Como advierte Edgar Morin (1999), la educación del futuro
debe “enseñar la condición humana”. Y esa condición humana se sostiene sobre
valores universales: la verdad, la justicia, la dignidad, la solidaridad, el
respeto y la libertad. Estos valores no son dogmas, sino principios racionales
que permiten la convivencia. Cuando los seres humanos los pierden de vista, la
civilización se desintegra. Por ello, la filosofía tiene la tarea de
reconstruir el horizonte moral de la humanidad, comenzando por la universidad,
donde se forman los futuros líderes, médicos, juristas, ingenieros,
comunicadores y educadores. Enseñar filosofía es enseñar que el conocimiento
sin ética se convierte en poder sin conciencia, y que el verdadero progreso
humano solo es posible cuando la ciencia y la moral caminan juntas.

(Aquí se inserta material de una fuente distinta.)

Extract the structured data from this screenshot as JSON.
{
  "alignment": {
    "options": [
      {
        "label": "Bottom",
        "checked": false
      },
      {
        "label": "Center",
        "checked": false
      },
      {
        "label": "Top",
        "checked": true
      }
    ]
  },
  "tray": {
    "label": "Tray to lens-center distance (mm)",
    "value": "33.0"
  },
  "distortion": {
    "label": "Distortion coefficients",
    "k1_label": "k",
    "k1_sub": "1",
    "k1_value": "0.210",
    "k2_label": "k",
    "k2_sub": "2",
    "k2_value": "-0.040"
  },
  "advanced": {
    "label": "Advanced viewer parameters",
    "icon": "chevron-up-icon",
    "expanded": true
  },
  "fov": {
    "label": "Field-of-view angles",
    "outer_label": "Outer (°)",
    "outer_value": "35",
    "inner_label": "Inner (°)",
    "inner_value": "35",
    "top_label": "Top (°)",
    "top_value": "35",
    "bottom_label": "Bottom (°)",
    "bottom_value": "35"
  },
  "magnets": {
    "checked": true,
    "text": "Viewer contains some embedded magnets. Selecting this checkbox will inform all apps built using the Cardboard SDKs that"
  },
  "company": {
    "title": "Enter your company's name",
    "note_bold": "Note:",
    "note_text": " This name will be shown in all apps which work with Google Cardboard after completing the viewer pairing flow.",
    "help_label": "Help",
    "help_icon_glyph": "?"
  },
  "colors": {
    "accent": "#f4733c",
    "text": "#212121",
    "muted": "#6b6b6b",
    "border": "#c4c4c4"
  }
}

4. Una invitación a recuperar la humanidad
Recuperar el sentido de los valores significa, en última
instancia, recuperar la humanidad misma. Significa enseñar a los estudiantes
que el respeto, la empatía, la compasión y la verdad no son virtudes antiguas,
sino necesidades urgentes de nuestra era digital. La filosofía puede ayudarles
a confrontar su escala de valores, a cuestionar las falsas promesas del éxito
rápido y a elegir conscientemente una vida con sentido.
El pensador español José Antonio Marina (2006) escribió
que “educar es fabricar seres capaces de decidir su destino, no de repetir el
destino de otros.” Esa es la misión profunda de la filosofía: ayudar a cada
estudiante a decidir quién quiere ser y por qué valores desea guiar su vida.
Por tanto, enseñar filosofía para recuperar el sentido de
los valores no es un ejercicio académico: es un acto de amor y de esperanza en
la humanidad. Porque solo desde los valores se puede construir una sociedad
verdaderamente libre, justa y solidaria.
II. ENSEÑAR
FILOSOFÍA PARA ADQUIRIR UNA CONCIENCIA CRÍTICA Y SUPERAR EL CONFORMISMO
Uno de los grandes peligros de la educación contemporánea
es el conformismo intelectual. En una sociedad donde predominan la comodidad,
la obediencia ciega y la repetición, la mayoría de las personas se adaptan sin
cuestionar las estructuras que las dominan. Como advirtió Herbert Marcuse (1964), vivimos
en una “sociedad unidimensional”, en la que los individuos piensan lo que el
sistema quiere que piensen, consumen lo que el mercado les impone y reproducen
sin resistencia los modelos establecidos. En este contexto, la filosofía representa una
rebelión pacífica del pensamiento.
Enseñar filosofía no significa llenar la mente de los
estudiantes con teorías abstractas, sino enseñarles a pensar por sí mismos.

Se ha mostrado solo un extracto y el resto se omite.